Sin #1 – Show an organization chart and tell the history of your department. Out of some misguided sense of direction, some salespeople feel compelled to show you, as the very first thing, an organizational chart of their department and where it fits into the grand scheme of things back at headquarters.
The irony is that they think they’re giving a good presentation and telling you just what you want to know. In fact, the people most interested in an organization chart are the people on the organization chart. And the only people who are interested in the history of a department are the people in the department.
Sin #2 – Do not explain the reason your “subject” has value to the audience. What may be obvious to you may not be obvious to your audience. People need a strong reason to listen and need to be told these reasons early on. Tell them why they should listen. What will they personally gain from listening.

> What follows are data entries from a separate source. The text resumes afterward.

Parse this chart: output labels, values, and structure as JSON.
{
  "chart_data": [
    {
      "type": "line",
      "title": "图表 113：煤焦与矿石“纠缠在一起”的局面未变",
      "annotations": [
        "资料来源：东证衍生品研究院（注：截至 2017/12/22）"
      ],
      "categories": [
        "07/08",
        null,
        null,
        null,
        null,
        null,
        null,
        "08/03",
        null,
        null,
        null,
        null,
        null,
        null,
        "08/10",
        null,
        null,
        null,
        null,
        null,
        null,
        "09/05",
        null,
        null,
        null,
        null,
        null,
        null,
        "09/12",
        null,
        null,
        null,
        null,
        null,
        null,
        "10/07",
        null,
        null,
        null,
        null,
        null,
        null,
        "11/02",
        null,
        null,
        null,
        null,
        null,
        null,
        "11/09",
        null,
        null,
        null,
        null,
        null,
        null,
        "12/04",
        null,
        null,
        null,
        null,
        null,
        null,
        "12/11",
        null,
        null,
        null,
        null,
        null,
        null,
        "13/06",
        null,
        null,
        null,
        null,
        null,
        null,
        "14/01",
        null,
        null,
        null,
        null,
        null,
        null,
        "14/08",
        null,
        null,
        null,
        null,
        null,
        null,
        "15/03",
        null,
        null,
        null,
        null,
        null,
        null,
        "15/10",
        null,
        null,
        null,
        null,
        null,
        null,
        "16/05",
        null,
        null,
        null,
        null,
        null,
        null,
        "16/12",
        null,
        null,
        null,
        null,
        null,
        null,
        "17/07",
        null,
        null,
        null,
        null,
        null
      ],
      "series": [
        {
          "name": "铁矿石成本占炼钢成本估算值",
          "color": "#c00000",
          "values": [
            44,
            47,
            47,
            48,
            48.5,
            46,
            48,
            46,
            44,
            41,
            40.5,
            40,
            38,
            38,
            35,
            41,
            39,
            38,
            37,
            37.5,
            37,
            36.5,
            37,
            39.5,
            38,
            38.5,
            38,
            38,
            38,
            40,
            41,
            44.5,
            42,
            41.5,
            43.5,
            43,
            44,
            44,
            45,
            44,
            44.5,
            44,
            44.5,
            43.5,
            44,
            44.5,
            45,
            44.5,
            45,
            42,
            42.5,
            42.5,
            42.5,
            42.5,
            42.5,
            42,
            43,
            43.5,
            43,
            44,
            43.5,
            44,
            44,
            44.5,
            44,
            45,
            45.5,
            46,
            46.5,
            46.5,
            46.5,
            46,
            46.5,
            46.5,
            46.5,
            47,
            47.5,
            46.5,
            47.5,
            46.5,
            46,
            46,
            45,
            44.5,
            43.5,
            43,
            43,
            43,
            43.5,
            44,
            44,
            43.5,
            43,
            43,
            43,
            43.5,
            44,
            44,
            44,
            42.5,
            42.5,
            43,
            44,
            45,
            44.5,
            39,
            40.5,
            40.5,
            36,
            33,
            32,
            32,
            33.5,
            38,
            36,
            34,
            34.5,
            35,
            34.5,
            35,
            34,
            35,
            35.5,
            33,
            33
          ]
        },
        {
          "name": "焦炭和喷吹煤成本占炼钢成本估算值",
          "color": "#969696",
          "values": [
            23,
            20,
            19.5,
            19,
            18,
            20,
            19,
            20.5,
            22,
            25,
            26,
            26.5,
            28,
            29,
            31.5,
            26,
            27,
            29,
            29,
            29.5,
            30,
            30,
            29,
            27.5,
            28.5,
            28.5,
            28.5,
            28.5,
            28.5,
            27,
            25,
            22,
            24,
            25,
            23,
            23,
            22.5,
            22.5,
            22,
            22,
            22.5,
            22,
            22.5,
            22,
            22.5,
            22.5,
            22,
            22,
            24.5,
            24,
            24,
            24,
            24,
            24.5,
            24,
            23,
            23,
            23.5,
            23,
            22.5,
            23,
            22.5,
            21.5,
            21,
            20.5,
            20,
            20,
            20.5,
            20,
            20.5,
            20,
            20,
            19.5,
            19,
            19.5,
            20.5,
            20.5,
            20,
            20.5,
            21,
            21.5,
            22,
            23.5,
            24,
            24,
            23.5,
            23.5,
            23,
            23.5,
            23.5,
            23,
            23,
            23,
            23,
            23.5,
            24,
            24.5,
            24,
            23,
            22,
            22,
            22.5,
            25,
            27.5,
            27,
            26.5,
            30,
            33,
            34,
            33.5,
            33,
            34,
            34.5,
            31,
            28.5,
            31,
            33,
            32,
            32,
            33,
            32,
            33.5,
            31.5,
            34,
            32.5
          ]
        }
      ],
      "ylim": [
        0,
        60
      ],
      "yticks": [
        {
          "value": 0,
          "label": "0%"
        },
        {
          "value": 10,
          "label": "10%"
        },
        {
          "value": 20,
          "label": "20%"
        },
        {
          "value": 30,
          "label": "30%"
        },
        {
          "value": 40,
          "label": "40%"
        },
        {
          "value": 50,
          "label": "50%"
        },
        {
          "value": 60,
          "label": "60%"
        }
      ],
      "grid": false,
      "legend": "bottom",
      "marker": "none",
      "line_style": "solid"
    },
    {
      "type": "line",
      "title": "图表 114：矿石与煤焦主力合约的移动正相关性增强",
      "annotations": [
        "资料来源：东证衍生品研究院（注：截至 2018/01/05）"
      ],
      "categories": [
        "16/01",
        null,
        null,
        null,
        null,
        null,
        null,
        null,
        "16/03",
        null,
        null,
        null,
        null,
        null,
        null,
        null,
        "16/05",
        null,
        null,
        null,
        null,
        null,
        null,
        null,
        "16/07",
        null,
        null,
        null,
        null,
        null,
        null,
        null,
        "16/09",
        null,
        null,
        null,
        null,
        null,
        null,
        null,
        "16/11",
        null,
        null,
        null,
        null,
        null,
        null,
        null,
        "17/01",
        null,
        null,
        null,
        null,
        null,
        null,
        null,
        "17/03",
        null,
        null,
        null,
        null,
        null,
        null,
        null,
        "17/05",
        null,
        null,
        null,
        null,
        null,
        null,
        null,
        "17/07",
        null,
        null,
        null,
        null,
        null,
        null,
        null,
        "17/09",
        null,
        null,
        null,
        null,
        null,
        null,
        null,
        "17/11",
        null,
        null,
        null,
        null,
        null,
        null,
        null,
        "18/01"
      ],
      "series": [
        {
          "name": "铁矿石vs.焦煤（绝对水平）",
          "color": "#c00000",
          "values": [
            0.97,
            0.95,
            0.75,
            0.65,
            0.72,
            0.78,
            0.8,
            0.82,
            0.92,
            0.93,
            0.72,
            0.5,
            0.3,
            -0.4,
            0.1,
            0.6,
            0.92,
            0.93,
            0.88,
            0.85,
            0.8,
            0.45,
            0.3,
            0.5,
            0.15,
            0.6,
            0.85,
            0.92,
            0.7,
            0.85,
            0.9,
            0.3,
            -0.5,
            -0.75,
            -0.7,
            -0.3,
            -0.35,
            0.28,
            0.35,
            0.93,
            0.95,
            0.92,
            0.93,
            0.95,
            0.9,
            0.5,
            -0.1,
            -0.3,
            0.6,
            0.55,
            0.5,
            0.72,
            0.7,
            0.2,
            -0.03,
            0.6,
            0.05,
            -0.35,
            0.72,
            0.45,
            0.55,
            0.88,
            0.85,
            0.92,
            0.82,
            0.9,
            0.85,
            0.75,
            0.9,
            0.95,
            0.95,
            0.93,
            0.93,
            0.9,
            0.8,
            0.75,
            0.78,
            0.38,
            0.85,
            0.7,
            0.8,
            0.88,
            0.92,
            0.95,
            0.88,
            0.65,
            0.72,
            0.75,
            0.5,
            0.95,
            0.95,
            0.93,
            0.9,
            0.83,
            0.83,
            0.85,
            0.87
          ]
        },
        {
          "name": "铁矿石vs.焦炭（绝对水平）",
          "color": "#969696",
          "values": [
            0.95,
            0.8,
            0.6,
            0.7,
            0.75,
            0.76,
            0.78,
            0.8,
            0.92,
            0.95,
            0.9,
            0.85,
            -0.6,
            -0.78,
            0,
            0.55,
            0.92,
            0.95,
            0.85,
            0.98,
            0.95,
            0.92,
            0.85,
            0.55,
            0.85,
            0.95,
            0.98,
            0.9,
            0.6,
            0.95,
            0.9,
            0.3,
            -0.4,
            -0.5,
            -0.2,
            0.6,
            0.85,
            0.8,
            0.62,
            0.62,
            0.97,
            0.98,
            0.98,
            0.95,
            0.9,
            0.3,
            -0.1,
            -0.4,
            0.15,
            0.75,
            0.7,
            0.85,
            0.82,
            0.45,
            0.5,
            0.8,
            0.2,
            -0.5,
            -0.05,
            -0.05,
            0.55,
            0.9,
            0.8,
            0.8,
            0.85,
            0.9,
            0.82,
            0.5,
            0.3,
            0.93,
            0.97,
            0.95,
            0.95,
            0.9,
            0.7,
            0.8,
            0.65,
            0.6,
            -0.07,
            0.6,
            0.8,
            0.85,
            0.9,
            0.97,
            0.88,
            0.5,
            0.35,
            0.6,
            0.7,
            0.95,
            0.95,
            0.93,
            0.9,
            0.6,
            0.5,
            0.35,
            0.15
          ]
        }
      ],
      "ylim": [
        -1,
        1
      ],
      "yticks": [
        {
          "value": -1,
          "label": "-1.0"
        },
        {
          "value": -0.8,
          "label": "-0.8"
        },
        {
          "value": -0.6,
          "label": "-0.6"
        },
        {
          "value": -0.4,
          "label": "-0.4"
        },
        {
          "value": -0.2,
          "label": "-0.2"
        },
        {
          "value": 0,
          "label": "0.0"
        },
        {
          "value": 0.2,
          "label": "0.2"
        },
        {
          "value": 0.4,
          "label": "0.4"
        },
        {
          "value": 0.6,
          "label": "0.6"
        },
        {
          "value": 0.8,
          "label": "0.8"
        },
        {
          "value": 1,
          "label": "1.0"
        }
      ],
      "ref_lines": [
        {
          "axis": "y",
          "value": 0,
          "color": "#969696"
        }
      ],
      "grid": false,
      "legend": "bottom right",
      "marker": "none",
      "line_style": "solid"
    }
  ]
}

Sin #3 – Use a presentation designed for one audience for an audience of ten or more.
Each presentation needs to be rethought as to how it applies to the new audience. Saying things that don’t apply to the new audience can greatly affect your credibility and lose the opportunity to show your sensitivity to their needs.
Sin #4 – Tell the audience more than they want to know. This sin is worse than just boring an audience – it is self-defeating. Look at it this way. You have heard 100s of presentations. Have you ever sat through a presentation and at the end of it heard someone say, “It was a great presentation, but it was too short.” No, people are more likely to say that it was terrible and too long.
Sin #5 – Turn the lights out and show slides or transparencies while reading a script. Dark rooms and barely seen speakers diminish a presenter’s effectiveness.
Sin #6 – Read verbatim every word on every visual. If your entire presentation consists of nothing but reading verbatim every word on every visual, then the audience can with good reason say, “I don’t have to come to your meeting. Just mail me a copy of the handout. I can read”.
Sin #7 – Do not rehearse – play it by ear. If you want to stumble, fumble, and sing off key, this is a sure way to do it. Presenting is easy to learn but hard to do. And that means rehearse, rehearse, rehearse.
The most important part of a presentation is the close, where you either accomplish your objective or you don’t. Do they believe? Do they agree? Will they commit? Will they act? Will they order? The answers to these questions tell you how well you accomplished your objective. The objective is a statement at the beginning – the audience gives you their answer at the end.